Digestive Health Center
nathan-jaimie-research

Chronic Liver Disease

Jaimie D. Nathan, MD
Assistant Professor
Department of Pediatrics; Division of General and Thoracic Surgery

Description of Research

Dr. Nathan is a new surgery faculty member developing a laboratory research program to elucidate cellular and molecular mechanisms of liver injury induced by the chronic administration of parenteral nutrition (PN), also known as PN-induced liver disease (PNALD). This is a very important cause of liver disease in infants who require PN support as neonates or during early life. While end-stage liver disease is a well-known consequence of long-term PN dependence, the cellular and molecular mechanisms that result in PNALD have not been well established, but have been proposed to be multifactorial. Dr. Nathan is currently developing a novel animal model of PNALD combining small bowel bacterial overgrowth/bacterial translocation with parenteral nutrition administration. To induce small bowel bacterial overgrowth, he established a surgical approach to create a small bowel self-filling blind loop, and preliminary analyses demonstrate significant bacterial overgrowth in the blind loop, substantial mucosal inflammation within the loop, and bacterial translocation to draining mesenteric lymph nodes.
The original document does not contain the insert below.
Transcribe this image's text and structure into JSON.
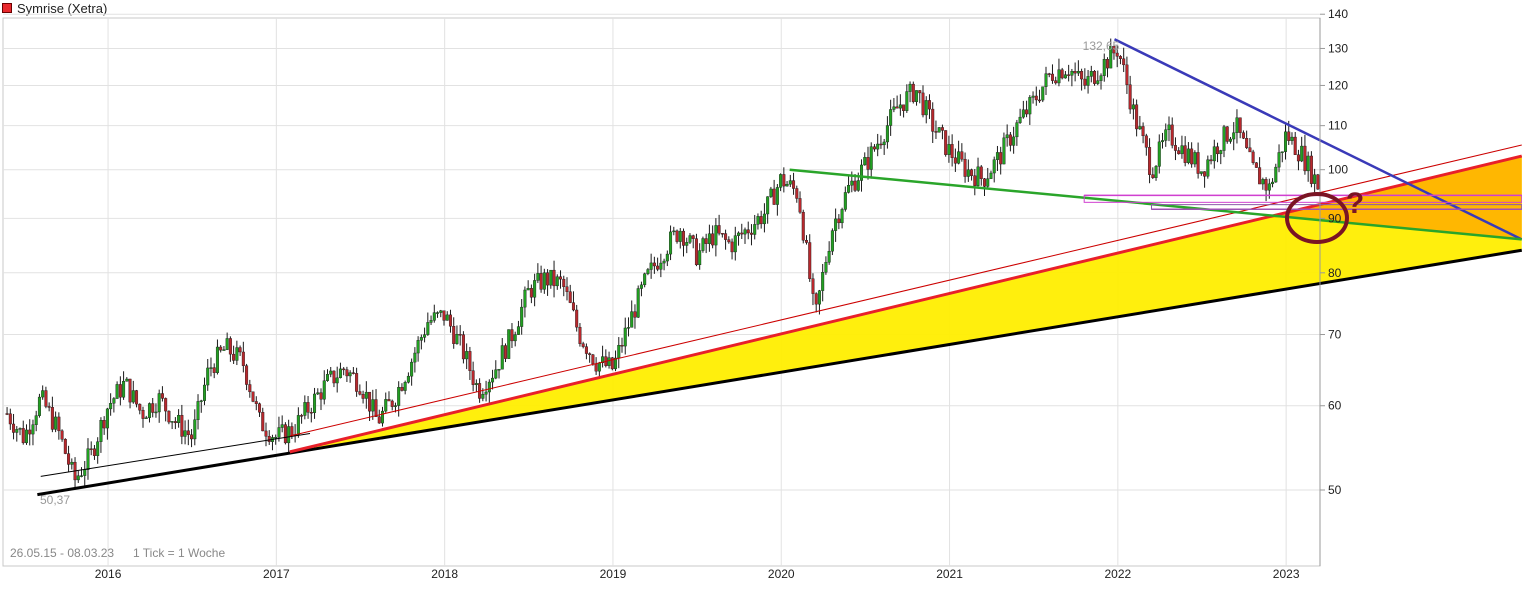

Mice also have histological and biochemical evidence of liver inflammation, and will serve as a basis for further studies to identify the mechanism by which small bowel bacterial overgrowth contributes to liver inflammation. Dr. Nathan anticipates that the addition of PN administration to the model of small bowel bacterial overgrowth will result in a more severe, and more clinically relevant, PNALD phenotype, and that this model will serve as the basis for further studies to elucidate cellular mechanisms involved in the pathogenesis of PNALD.

Collaborations

Dr. Nathan works with Drs. Bezerra and Kohli to study the mechanisms of liver injury. Additionally, he collaborates with Dr. Helmrath examining intestinal responses to bacterial overgrowth in the small bowel self-filling blind loop model. Projection of Core use: Gene and Protein Expression, Bioinformatics, and Integrative Morphology Cores.